Personal information
- Full name: Stef Marinus Wijlaars
- Date of birth: 19 January 1988 (age 37)
- Place of birth: Mierlo, Netherlands
- Height: 1.74 m (5 ft 9 in)
- Position: Midfielder

Youth career
- SC Mifano
- PSV

Senior career*
- Years: Team / Apps / (Gls)
- 2008–2010: Den Bosch / 24 / (1)
- 2010–2013: Senica / 69 / (4)
- 2013: Sigma Olomouc / 6 / (0)
- 2014–2015: Gemert

= Stef Wijlaars =

Dutch footballer (born 1988)

 Stef Marinus Wijlaars (born 19 January 1988) is a Dutch former professional footballer who played as a midfielder.
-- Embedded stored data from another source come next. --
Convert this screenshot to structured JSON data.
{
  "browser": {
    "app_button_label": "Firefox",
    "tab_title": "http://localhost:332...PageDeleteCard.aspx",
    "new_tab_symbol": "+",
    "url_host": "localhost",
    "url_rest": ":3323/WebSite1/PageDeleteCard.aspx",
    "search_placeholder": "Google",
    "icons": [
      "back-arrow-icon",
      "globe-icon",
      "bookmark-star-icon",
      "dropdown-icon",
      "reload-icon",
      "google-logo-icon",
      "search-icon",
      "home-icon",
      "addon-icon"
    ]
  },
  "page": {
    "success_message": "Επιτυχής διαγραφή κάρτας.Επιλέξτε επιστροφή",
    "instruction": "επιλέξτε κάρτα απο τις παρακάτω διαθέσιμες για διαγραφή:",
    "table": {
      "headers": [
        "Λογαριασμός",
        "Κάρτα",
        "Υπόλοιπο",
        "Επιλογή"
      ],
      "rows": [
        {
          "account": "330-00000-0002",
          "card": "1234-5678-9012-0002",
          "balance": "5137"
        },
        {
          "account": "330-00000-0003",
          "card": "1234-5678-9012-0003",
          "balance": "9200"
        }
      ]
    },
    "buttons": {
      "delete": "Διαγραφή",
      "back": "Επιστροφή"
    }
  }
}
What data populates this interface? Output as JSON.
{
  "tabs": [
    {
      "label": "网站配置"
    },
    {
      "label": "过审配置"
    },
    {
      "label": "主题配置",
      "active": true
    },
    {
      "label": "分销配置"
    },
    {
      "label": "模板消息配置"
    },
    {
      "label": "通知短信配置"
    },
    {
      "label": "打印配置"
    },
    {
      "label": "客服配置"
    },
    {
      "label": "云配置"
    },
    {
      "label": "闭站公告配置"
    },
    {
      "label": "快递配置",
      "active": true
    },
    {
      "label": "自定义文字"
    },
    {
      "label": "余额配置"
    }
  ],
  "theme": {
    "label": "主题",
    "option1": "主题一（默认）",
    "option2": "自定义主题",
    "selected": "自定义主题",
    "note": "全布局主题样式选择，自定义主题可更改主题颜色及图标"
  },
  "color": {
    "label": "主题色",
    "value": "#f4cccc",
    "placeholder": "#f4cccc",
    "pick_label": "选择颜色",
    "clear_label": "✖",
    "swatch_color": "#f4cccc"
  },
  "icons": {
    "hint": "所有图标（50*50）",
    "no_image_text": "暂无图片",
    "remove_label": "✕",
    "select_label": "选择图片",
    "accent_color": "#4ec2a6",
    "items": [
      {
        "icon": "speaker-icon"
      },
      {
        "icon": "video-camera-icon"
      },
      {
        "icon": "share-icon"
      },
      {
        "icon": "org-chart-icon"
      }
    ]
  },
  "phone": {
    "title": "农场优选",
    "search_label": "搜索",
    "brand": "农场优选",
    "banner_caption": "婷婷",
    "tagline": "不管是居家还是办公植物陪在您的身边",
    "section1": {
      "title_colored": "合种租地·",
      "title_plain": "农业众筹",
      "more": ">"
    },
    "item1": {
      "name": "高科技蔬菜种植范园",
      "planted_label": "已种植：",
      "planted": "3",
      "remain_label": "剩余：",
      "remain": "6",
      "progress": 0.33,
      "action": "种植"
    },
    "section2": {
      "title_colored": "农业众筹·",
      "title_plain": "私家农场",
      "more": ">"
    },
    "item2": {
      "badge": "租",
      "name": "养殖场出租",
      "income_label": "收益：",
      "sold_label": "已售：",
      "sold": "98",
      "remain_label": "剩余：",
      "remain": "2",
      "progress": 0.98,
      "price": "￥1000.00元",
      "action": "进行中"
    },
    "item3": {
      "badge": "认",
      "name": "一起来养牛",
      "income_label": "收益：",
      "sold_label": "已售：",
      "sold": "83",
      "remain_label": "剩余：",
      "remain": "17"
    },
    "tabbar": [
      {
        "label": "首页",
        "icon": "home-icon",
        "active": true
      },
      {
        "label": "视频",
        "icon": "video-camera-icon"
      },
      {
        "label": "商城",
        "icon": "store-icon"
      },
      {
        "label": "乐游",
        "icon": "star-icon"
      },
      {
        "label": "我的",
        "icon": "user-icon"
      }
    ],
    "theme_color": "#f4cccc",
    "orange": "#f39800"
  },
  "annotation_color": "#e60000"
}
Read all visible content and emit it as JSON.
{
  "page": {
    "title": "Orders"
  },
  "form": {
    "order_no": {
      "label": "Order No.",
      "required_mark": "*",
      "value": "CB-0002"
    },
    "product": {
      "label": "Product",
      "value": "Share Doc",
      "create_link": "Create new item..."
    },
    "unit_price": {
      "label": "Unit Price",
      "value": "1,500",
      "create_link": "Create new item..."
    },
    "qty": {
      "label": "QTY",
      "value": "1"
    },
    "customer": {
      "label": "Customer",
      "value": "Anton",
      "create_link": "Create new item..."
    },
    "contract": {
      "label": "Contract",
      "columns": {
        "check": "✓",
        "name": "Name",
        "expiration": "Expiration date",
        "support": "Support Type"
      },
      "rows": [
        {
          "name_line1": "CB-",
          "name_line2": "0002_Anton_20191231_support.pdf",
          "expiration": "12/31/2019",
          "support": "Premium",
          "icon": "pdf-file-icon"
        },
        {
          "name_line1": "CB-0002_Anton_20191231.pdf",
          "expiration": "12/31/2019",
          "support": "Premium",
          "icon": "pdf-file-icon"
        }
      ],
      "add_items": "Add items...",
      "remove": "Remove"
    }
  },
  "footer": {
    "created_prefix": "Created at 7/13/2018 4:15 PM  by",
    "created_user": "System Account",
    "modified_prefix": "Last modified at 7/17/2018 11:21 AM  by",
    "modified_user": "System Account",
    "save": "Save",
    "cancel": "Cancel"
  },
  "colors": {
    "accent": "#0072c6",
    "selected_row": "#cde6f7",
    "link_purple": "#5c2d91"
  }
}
After his playing career, he began working as a youth coach.

==Career==
He previously played for FC Den Bosch, FK Senica and Sigma Olomouc. He retired as part of amateur club Gemert in 2015 due to injuries.

==Post-playing career==
In 2017, Wijlaars initiated his career as a youth coach within the Den Bosch youth academy, eventually becoming head of the academy. His trajectory led to his appointment, in 2023, as the coordinator for middle-tier youth teams (under-13 to under-16) at Ajax.